As with the director’s previous films, Challengers is a visual marvel. Shot on 35-millimeter film, each frame feels brimming with gorgeous, popping colors. Every single scene is skillfully composed and blocked to make sure the power dynamics between characters are implied if they aren’t stated outright. As the challenger game continues throughout the film, the camerawork becomes more and more audacious, with certain shots making me audibly gasp out of pure unexpectedness. I won’t spoil anything, but there are moments where you will see a shot and wonder how on earth they made it work.
The two male leads are impressive as Art and Patrick, and while Mike Faist was great as Art, it was Josh O’Connor as Patrick who really blew me away. His little facial expressions and arrogant attitude construct a character who is so obnoxious, headstrong, full of himself, and nearly rat-like that it all loops around to being somehow charming in a way both of our other protagonists are drawn to. Faist’s performance, on the other hand, consists of being as pathetic and dependent as possible, which again, has a strange charm to it.
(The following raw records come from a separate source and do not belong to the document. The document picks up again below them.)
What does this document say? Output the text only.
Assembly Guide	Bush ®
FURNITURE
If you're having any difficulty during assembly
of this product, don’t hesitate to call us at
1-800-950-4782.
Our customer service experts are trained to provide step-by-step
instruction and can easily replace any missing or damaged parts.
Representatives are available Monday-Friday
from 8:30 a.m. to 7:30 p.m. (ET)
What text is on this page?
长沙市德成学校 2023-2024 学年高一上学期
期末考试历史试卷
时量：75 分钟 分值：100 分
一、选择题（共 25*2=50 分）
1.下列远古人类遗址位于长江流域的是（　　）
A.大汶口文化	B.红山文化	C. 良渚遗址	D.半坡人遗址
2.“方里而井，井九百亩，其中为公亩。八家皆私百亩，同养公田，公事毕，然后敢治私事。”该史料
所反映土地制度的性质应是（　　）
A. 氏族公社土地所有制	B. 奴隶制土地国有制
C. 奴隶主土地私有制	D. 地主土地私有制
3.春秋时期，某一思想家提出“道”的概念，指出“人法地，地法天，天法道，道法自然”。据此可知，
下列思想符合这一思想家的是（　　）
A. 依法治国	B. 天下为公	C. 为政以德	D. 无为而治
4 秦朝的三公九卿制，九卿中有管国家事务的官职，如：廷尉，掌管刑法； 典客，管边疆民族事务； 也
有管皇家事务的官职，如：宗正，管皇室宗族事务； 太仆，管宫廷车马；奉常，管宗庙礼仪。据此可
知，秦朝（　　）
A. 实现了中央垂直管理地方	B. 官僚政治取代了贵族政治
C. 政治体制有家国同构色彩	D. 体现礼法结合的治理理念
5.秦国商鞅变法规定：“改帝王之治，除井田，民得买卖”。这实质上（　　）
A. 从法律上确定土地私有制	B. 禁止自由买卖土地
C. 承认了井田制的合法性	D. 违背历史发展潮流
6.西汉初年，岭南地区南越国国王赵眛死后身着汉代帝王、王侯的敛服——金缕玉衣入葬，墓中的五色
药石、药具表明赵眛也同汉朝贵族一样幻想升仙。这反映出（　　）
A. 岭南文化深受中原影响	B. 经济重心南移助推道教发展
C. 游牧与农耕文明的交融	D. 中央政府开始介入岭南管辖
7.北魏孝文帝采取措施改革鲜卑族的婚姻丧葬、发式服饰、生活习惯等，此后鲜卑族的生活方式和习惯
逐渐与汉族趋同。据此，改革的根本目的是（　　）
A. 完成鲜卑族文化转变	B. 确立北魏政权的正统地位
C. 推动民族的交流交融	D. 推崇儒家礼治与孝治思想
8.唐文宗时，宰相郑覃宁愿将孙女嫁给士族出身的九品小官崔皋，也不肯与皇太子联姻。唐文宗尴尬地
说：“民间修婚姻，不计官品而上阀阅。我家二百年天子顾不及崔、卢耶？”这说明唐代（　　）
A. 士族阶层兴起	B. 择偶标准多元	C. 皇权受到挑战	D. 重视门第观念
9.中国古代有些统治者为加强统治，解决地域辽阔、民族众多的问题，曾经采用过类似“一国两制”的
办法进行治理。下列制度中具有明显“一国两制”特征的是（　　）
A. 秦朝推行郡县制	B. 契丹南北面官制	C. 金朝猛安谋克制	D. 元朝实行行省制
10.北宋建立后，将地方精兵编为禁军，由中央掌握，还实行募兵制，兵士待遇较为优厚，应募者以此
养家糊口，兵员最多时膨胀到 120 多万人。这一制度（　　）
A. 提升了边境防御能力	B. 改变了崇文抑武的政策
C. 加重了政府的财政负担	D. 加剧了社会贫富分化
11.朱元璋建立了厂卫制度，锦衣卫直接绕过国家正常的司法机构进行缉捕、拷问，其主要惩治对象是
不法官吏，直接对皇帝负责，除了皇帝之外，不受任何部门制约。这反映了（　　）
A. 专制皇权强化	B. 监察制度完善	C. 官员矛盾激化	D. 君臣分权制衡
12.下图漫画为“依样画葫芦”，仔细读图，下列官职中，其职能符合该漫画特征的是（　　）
Every time a film this genuinely great and original comes out, it’s a nerve-wracking wait to see if general audiences will give it the support and love it deserves, to hopefully convince studios to produce more like it. Thankfully, Challengers has performed well enough to ensure that the several projects Guadagnino has on the way are completed and released. If you haven’t seen the movie yet, I implore you to go and watch it, on streaming if you choose, but, while it’s still there, I urge you to go and see it in a theater, where a movie this big and loud and adrenaline-pumping deserves to be seen.